The adoption of Java (and many other languages as well) has been quite slow in different parts of the world, in different organizations. There are many reasons for this. I personally know of organizations that are still on Java 7 and yet some on Java 6. There are a number of reasons for them to cling on to older releases. At the same time, I also know organizations that are already beginning to use Java 10.
A lot of organizations talk about agility. For me sustainable agility is very important. The inability to adopt to a newer version of the languages may be an opportunity to look at some ways to improve on some technical practices, lack of which may be an impediment to achieve agility.
Your travel schedule is definitely incredibly tough. How do you survive with this amazing rhythm of life? What is your way to relax?
The travel is more tough on the body than on the mind. I'm thankful for the opportunity to meet, interact, learn from, and in a small way help so many developers around the world. I truly enjoy learning and sharing the knowledge. That desire and enthusiasm greatly offsets the troubles that come along with this profession.
I recharge very quickly. There is a high level of stress in our profession, we have to deal with machine and humans, and both have different challenges. It is very important not to let that stress overpower us.
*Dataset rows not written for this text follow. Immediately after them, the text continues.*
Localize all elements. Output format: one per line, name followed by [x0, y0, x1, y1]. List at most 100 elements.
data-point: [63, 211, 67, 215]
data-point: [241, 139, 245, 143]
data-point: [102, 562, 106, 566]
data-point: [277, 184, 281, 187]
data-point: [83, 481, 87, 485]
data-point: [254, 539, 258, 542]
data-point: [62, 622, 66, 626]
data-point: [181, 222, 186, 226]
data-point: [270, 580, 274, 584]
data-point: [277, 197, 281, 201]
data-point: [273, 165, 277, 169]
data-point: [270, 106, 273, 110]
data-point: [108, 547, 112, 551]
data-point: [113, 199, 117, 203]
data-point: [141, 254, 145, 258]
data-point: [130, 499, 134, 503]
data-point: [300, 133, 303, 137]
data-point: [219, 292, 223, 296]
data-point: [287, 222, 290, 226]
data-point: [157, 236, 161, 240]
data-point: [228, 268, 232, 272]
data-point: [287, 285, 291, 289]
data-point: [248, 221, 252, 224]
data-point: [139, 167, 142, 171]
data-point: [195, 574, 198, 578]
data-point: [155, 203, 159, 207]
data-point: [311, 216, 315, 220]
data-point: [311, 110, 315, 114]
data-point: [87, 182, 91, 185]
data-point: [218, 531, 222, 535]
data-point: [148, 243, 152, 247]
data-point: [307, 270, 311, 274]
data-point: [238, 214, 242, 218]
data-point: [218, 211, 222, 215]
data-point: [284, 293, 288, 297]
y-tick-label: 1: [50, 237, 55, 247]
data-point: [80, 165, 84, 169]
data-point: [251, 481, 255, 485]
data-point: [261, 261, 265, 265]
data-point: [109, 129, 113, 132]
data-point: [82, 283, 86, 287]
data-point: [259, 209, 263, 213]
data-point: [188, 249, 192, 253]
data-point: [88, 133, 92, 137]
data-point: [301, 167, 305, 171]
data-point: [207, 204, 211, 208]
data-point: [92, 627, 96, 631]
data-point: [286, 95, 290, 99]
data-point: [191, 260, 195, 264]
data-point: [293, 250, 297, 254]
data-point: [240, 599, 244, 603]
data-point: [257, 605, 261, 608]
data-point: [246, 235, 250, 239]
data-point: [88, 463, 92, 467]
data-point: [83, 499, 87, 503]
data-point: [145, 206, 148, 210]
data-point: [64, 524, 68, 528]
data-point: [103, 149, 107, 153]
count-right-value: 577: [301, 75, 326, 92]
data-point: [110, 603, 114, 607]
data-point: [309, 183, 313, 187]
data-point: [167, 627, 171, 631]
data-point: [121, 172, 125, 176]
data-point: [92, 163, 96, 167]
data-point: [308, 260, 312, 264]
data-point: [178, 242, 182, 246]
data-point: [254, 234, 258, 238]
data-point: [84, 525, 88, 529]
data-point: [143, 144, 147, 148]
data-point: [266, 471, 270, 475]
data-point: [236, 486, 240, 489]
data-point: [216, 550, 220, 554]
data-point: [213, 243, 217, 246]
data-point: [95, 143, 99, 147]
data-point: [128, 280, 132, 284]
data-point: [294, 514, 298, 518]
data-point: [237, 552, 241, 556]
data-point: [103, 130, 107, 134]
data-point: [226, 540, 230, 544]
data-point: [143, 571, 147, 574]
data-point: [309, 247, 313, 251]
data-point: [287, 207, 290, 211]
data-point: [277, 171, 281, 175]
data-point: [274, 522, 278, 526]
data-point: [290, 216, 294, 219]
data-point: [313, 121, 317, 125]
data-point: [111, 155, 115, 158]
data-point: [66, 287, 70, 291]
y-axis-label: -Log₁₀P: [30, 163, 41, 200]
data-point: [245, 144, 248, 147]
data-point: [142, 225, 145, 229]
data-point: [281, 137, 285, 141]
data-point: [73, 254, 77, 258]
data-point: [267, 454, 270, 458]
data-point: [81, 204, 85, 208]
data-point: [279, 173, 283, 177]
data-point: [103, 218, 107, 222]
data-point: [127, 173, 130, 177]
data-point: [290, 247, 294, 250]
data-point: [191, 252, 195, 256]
I do not take long vacations, but I take what I call as micro-vacations—a short hike up the hill early in the morning, a walk around the lake for an hour, a couple of hours of drive through the mountains, a dinner with a good friend, all of these help to recharge, relax, and relieve stress.
Lastly I reject any work that I do not care to do. There are so many things that are waiting to consume our time and suck the energy out of our lives. Once I identify something is not going to be productive, I quickly drop that so I can focus on what I really like to do, where I can provide real value. This also help to stay positive and energetic.
Thank you very much, Venkat! We can't wait to see you here in Sofia!